Was zum einen die Art der Präsentation der Anzeigen betrifft, so müssen Online-Anzeigen nach dem Unionsrecht transparent sein, damit ein normal informierter und angemessen aufmerksamer Nutzer ohne Weiteres zwischen Angeboten des Plattformbetreibers und Angeboten von Drittanbietern, die auf dem Online-Marktplatz tätig sind, unterscheiden kann. Wenn der Betreiber die veröffentlichten Angebote einheitlich präsentiert, indem er seine eigenen Anzeigen zusammen mit den Anzeigen von Drittanbietern einblendet und sein eigenes Logo als renommierter Vertreiber sowohl auf seiner Plattform als auch bei sämtlichen Anzeigen erscheinen lässt, so kann dies jedoch eine solche Unterscheidung erschweren und somit den Eindruck vermitteln, dass der Betreiber derjenige ist, der im eigenen Namen und für eigene Rechnung die von diesen Dritten zum Verkauf angebotenen Waren vertreibt.
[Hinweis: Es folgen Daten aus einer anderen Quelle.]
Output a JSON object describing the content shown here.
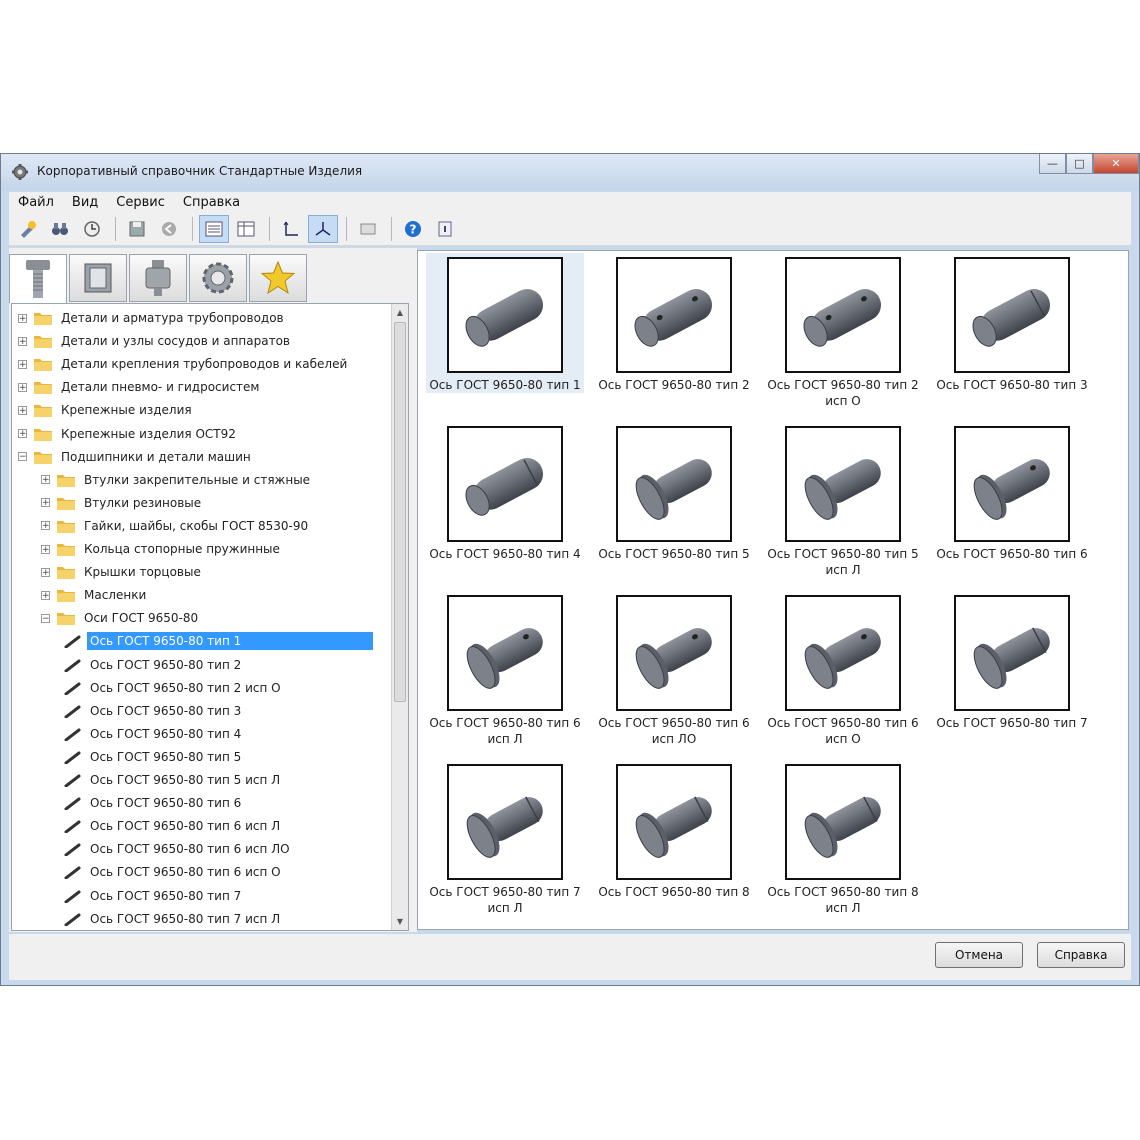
{
  "window": {
    "title": "Корпоративный справочник Стандартные Изделия"
  },
  "menu": [
    "Файл",
    "Вид",
    "Сервис",
    "Справка"
  ],
  "toolbar_icons": [
    "add-icon",
    "binoculars-icon",
    "clock-icon",
    "save-icon",
    "back-icon",
    "list-view-icon",
    "table-view-icon",
    "axis-2d-icon",
    "axis-3d-icon",
    "preview-icon",
    "help-icon",
    "info-icon"
  ],
  "tabs": [
    "bolt-tab-icon",
    "book-tab-icon",
    "bearing-tab-icon",
    "gear-tab-icon",
    "star-tab-icon"
  ],
  "tree": [
    {
      "label": "Детали и арматура трубопроводов",
      "level": 0,
      "kind": "folder",
      "exp": "+"
    },
    {
      "label": "Детали и узлы сосудов и аппаратов",
      "level": 0,
      "kind": "folder",
      "exp": "+"
    },
    {
      "label": "Детали крепления трубопроводов и кабелей",
      "level": 0,
      "kind": "folder",
      "exp": "+"
    },
    {
      "label": "Детали пневмо- и гидросистем",
      "level": 0,
      "kind": "folder",
      "exp": "+"
    },
    {
      "label": "Крепежные изделия",
      "level": 0,
      "kind": "folder",
      "exp": "+"
    },
    {
      "label": "Крепежные изделия ОСТ92",
      "level": 0,
      "kind": "folder",
      "exp": "+"
    },
    {
      "label": "Подшипники и детали машин",
      "level": 0,
      "kind": "folder",
      "exp": "−"
    },
    {
      "label": "Втулки закрепительные и стяжные",
      "level": 1,
      "kind": "folder",
      "exp": "+"
    },
    {
      "label": "Втулки резиновые",
      "level": 1,
      "kind": "folder",
      "exp": "+"
    },
    {
      "label": "Гайки, шайбы, скобы ГОСТ 8530-90",
      "level": 1,
      "kind": "folder",
      "exp": "+"
    },
    {
      "label": "Кольца стопорные пружинные",
      "level": 1,
      "kind": "folder",
      "exp": "+"
    },
    {
      "label": "Крышки торцовые",
      "level": 1,
      "kind": "folder",
      "exp": "+"
    },
    {
      "label": "Масленки",
      "level": 1,
      "kind": "folder",
      "exp": "+"
    },
    {
      "label": "Оси ГОСТ 9650-80",
      "level": 1,
      "kind": "folder",
      "exp": "−"
    },
    {
      "label": "Ось ГОСТ 9650-80 тип 1",
      "level": 2,
      "kind": "part",
      "selected": true
    },
    {
      "label": "Ось ГОСТ 9650-80 тип 2",
      "level": 2,
      "kind": "part"
    },
    {
      "label": "Ось ГОСТ 9650-80 тип 2 исп О",
      "level": 2,
      "kind": "part"
    },
    {
      "label": "Ось ГОСТ 9650-80 тип 3",
      "level": 2,
      "kind": "part"
    },
    {
      "label": "Ось ГОСТ 9650-80 тип 4",
      "level": 2,
      "kind": "part"
    },
    {
      "label": "Ось ГОСТ 9650-80 тип 5",
      "level": 2,
      "kind": "part"
    },
    {
      "label": "Ось ГОСТ 9650-80 тип 5 исп Л",
      "level": 2,
      "kind": "part"
    },
    {
      "label": "Ось ГОСТ 9650-80 тип 6",
      "level": 2,
      "kind": "part"
    },
    {
      "label": "Ось ГОСТ 9650-80 тип 6  исп Л",
      "level": 2,
      "kind": "part"
    },
    {
      "label": "Ось ГОСТ 9650-80 тип 6 исп ЛО",
      "level": 2,
      "kind": "part"
    },
    {
      "label": "Ось ГОСТ 9650-80 тип 6 исп О",
      "level": 2,
      "kind": "part"
    },
    {
      "label": "Ось ГОСТ 9650-80 тип 7",
      "level": 2,
      "kind": "part"
    },
    {
      "label": "Ось ГОСТ 9650-80 тип 7 исп Л",
      "level": 2,
      "kind": "part"
    }
  ],
  "gallery": [
    {
      "l1": "Ось ГОСТ 9650-80 тип 1",
      "l2": "",
      "head": false,
      "holes": 0,
      "groove": false,
      "selected": true
    },
    {
      "l1": "Ось ГОСТ 9650-80 тип 2",
      "l2": "",
      "head": false,
      "holes": 2,
      "groove": false
    },
    {
      "l1": "Ось ГОСТ 9650-80 тип 2",
      "l2": "исп О",
      "head": false,
      "holes": 2,
      "groove": false
    },
    {
      "l1": "Ось ГОСТ 9650-80 тип 3",
      "l2": "",
      "head": false,
      "holes": 0,
      "groove": true
    },
    {
      "l1": "Ось ГОСТ 9650-80 тип 4",
      "l2": "",
      "head": false,
      "holes": 0,
      "groove": true
    },
    {
      "l1": "Ось ГОСТ 9650-80 тип 5",
      "l2": "",
      "head": true,
      "holes": 0,
      "groove": false
    },
    {
      "l1": "Ось ГОСТ 9650-80 тип 5",
      "l2": "исп Л",
      "head": true,
      "holes": 0,
      "groove": false
    },
    {
      "l1": "Ось ГОСТ 9650-80 тип 6",
      "l2": "",
      "head": true,
      "holes": 1,
      "groove": false
    },
    {
      "l1": "Ось ГОСТ 9650-80 тип 6",
      "l2": "исп Л",
      "head": true,
      "holes": 1,
      "groove": false
    },
    {
      "l1": "Ось ГОСТ 9650-80 тип 6",
      "l2": "исп ЛО",
      "head": true,
      "holes": 1,
      "groove": false
    },
    {
      "l1": "Ось ГОСТ 9650-80 тип 6",
      "l2": "исп О",
      "head": true,
      "holes": 1,
      "groove": false
    },
    {
      "l1": "Ось ГОСТ 9650-80 тип 7",
      "l2": "",
      "head": true,
      "holes": 0,
      "groove": true
    },
    {
      "l1": "Ось ГОСТ 9650-80 тип 7",
      "l2": "исп Л",
      "head": true,
      "holes": 0,
      "groove": true
    },
    {
      "l1": "Ось ГОСТ 9650-80 тип 8",
      "l2": "",
      "head": true,
      "holes": 0,
      "groove": true
    },
    {
      "l1": "Ось ГОСТ 9650-80 тип 8",
      "l2": "исп Л",
      "head": true,
      "holes": 0,
      "groove": true
    }
  ],
  "buttons": {
    "cancel": "Отмена",
    "help": "Справка"
  },
  "colors": {
    "selection": "#3399ff",
    "window_frame": "#c9d9ec"
  }
}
Zum anderen können Art und Umfang der Dienstleistungen, die der Betreiber eines Online-Marktplatzes an Händler erbringt, insbesondere Dienstleistungen, die in der Lagerung, dem Versand und der Abwicklung des Rückversands von Waren bestehen, einem normal informierten und angemessen aufmerksamen Nutzer ebenfalls den Eindruck vermitteln, dass die Waren von diesem Betreiber vertrieben werden, wodurch aus Sicht der Nutzer eine Verbindung zwischen seinen Dienstleistungen und den auf diesen Waren und in den Anzeigen der Drittanbieter verwendeten Zeichen entstehen kann.
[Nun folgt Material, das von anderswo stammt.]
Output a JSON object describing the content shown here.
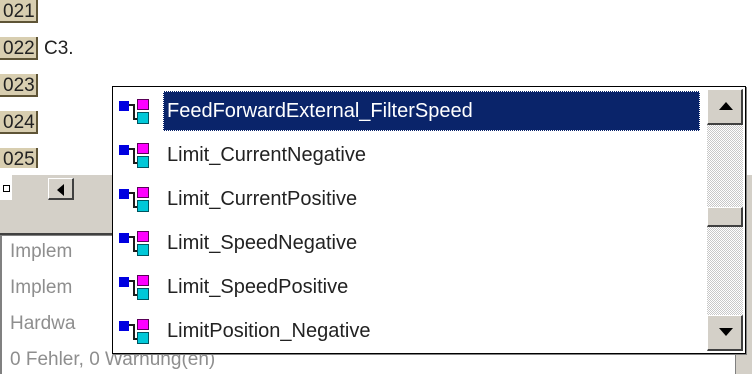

Im Ergebnis hat der Gerichtshof für Recht erkannt, dass davon ausgegangen werden kann, dass der Betreiber einer Online-Verkaufsplattform, die neben den eigenen Verkaufsangeboten dieses Betreibers einen Online-Marktplatz umfasst, ein Zeichen, das mit einer fremden Unionsmarke identisch ist, für Waren, die mit denjenigen identisch sind, für die diese Marke eingetragen ist, selbst benutzt, wenn Drittanbieter ohne die Zustimmung des Inhabers dieser Marke solche mit diesem Zeichen versehenen Waren auf dem betreffenden Marktplatz zum Verkauf anbieten, sofern ein normal informierter und angemessen aufmerksamer Nutzer dieser Plattform eine Verbindung zwischen den Dienstleistungen dieses Betreibers und dem fraglichen Zeichen herstellt, was insbesondere dann der Fall ist, wenn ein solcher Nutzer in Anbetracht aller Umstände des Einzelfalls den Eindruck haben könnte, dass dieser Betreiber derjenige ist, der die mit diesem Zeichen versehenen Waren im eigenen Namen und für eigene Rechnung selbst vertreibt. Insoweit ist relevant,

•      dass dieser Betreiber die auf seiner Plattform veröffentlichten Angebote einheitlich präsentiert, indem er die Anzeigen für die im eigenen Namen und für eigene Rechnung verkauften Waren zusammen mit den Anzeigen für die von Drittanbietern auf dem betreffenden Marktplatz angebotenen Waren einblendet,

•      dass er bei all diesen Anzeigen sein eigenes Logo als renommierter Vertreiber erscheinen lässt

•      und dass er Drittanbietern im Rahmen des Vertriebs der mit dem fraglichen Zeichen versehenen Waren zusätzliche Dienstleistungen anbietet, die u. a. darin bestehen, diese Waren zu lagern und zu versenden.


1      Rechtssache C‑148/21.


2      Rechtssache C‑184/21.


3      Genauer: Art. 9 Abs. 2 Buchst. a der Verordnung (EU) 2017/1001 des Europäischen Parlaments und des Rates vom 14. Juni 2017 über die Unionsmarke (ABl. 2017, L 154, S. 1).


4      Art. 9 Abs. 2 Buchst. a der Verordnung (EU) 2017/1001 des Europäischen Parlaments und des Rates vom 14. Juni 2017 über die Unionsmarke (ABl. 2017, L 154, S. 1).